At Logical Clocks, we have leveraged HopsFS’ capabilities to build the industry’s first feature store for machine learning (Hopsworks Feature Store). The Hopsworks Feature Store is built on Hops Hive and customized metadata extensions to HopsFS, ensuring strong consistency between the offline Feature Store, the online Feature Store (NDB Cluster), and data files in HopsFS.

We compared the performance of EMRFS instead of S3 with HopsFS, as EMRFS provides stronger guarantees than S3 for consisting listing of files and consistent read-after-updates for objects. EMRFS uses DynamoDB to store a partial replica of S3’s metadata (such as what files/directories are found in a given directory), enabling faster listing of files/dirs compared to S3 and stronger consistency (consistent file listings and consistent read-after-update, although no atomic rename) .

Here are some selected results from our peer-reviewed research paper accepted for publication at ACM/IFIP Middleware 2020. The paper includes more results than shown below, and for writes, HopsFS is on-average about 90% of the performance of EMRFS - as HopsFS has the overhead of first writing to workers who then write to S3.  HopsFS has a global worker cache (if the block is cached at any worker, clients will retrieve the data directly from the worker)  for faster reads and the HopsFS’ metadata layer is built on NDB cluster for faster metadata operations.
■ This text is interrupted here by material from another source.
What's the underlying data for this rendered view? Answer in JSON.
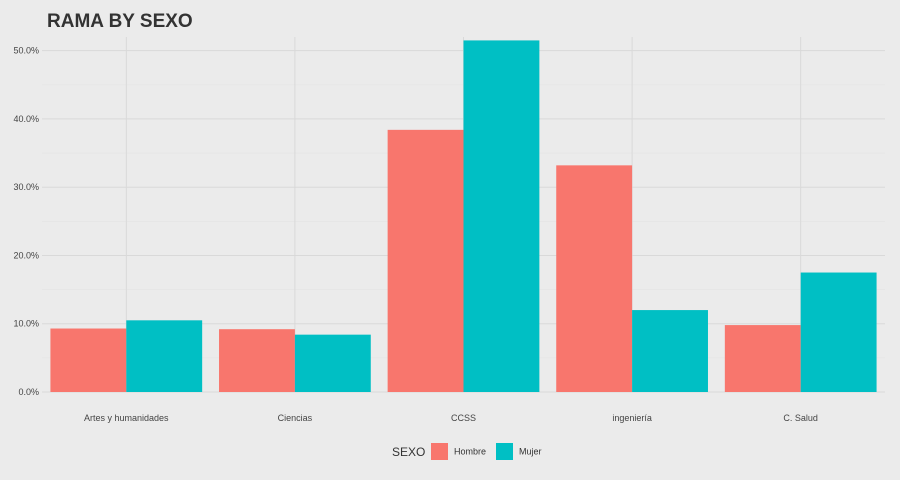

*Enhanced DFSIO Benchmark Results with 16 concurrent tasks reading 1GB files. For higher concurrency levels (64 tasks), the performance improvement drops from 3.4X to 1.7X.

**As of November 2020, 3500 ops/sec is the maximum number of PUT/COPY/POST/DELETE per second per S3 prefix, while the maximum number of GET/HEAD requests per prefix is 5500 reads/sec. You can increase throughput in S3 by reading/writing in parallel to different prefixes, but this will probably require rewriting your application code and increasing the risk of bugs. For HopsFS (without S3), we showed that it can reach 1.6m metadata ops/sec across 3 availability zones. 

In our paper published at ICDCS, we measured the throughput of HopsFS when deployed in HA mode over 3 availability zones. Using a workload from Spotify, we compared the performance with CephFS. HopsFS (1.6M ops/sec) reaches 2X the throughput of CephFS (800K ops/sec) when both are deployed in full HA mode. CephFS, however, does not currently support storing its data in S3 buckets.

HopsFS is available as open-source (Apache V2). However, cloud-native HopsFS is currently only available as part of the hopsworks.ai platform. Hopsworks.ai is a platform for the design and operation of AI applications at scale with support for scalable compute in the form of Spark, Flink, TensorFlow, etc (comparable to Databricks or AWS EMR). You can also connect Hopsworks.ai to a Kubernetes cluster and launch jobs on Kubernetes that can read/write from HopsFS. You connect your cluster to a S3 bucket in your AWS account or on Azure to a Azure Blob Storage bucket. You can dynamically add/remove workers to/from your cluster, and the workers act as part of the HopsFS cluster - using minimal resources, but reading/writing to/from S3 or ABS on behalf of clients, providing access control, and caching blocks for faster retrieval.